# Create a storage based service


In [1]:
from metadata.ingestion.ometa.ometa_api import OpenMetadata
from metadata.generated.schema.entity.services.connections.metadata.openMetadataConnection import (OpenMetadataConnection, AuthProvider)
from metadata.generated.schema.security.client.openMetadataJWTClientConfig import OpenMetadataJWTClientConfig

In [2]:
from creds import om_admin_token
server_config = OpenMetadataConnection(
    hostPort="http://datacatalog.casd.local/api",
    authProvider=AuthProvider.openmetadata,
    securityConfig=OpenMetadataJWTClientConfig(
        jwtToken=om_admin_token,
    ),
)
metadata = OpenMetadata(server_config)

In [3]:
# if it returns true, it means the connection is success 
metadata.health_check()

True

In [5]:
from metadata.generated.schema.api.services.createStorageService import CreateStorageServiceRequest 
from metadata.generated.schema.entity.services.storageService import StorageServiceType, StorageConnection, StorageService
from metadata.generated.schema.entity.services.connections.storage.s3Connection import S3Connection
from metadata.generated.schema.security.credentials.awsCredentials import AWSCredentials

store_service_req=CreateStorageServiceRequest(
    name="test-datalake",
    serviceType=StorageServiceType.S3,
    connection=StorageConnection(config=S3Connection(awsConfig=AWSCredentials(awsRegion="casd-local"))),   
)

storage_service_entity = metadata.create_or_update(data=store_service_req)

In [7]:
print(type(storage_service_entity))
print(storage_service_entity.fullyQualifiedName)

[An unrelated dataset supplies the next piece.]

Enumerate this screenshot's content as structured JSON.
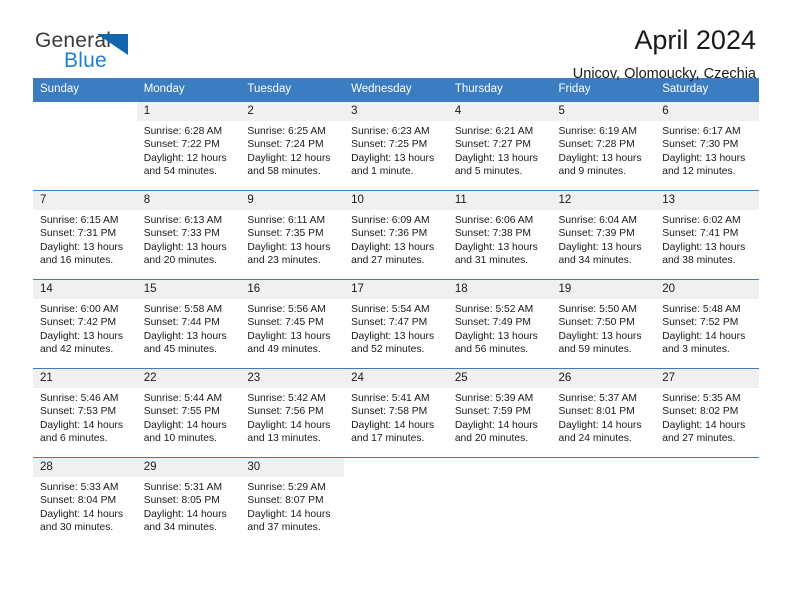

<class 'metadata.generated.schema.entity.services.storageService.StorageService'>
__root__='test-datalake'


# Use Container to represent a bucket

`OM` has a predefined type called `Container`, which is an abstraction for any path(including the top level eg. bucket in S3) storing data in an Object store such as S3, GCP, Azure. It maps a tree-like structure, where each Container can have a parent and a list of sub-folders, and it can be structured - where it contains structured data, or unstructured where no schema for its data is defined
https://github.com/open-metadata/OpenMetadata/blob/main/openmetadata-spec/src/main/resources/json/schema/entity/data/container.json

In [9]:
from metadata.generated.schema.api.data.createContainer import CreateContainerRequest

# A Container 
container_req=CreateContainerRequest(name='test_container',
                    displayName='test_container',
                    description='this is my first container test',
                    parent=None,
                    prefix=None,
                    dataModel=None,
                    numberOfObjects=3,
                    size=123456.75,
                    fileFormats=['parquet','csv','json'],
                    service='test-datalake',)

container_entity = metadata.create_or_update(data=container_req)

In the ui, it shows 120.56 KB as size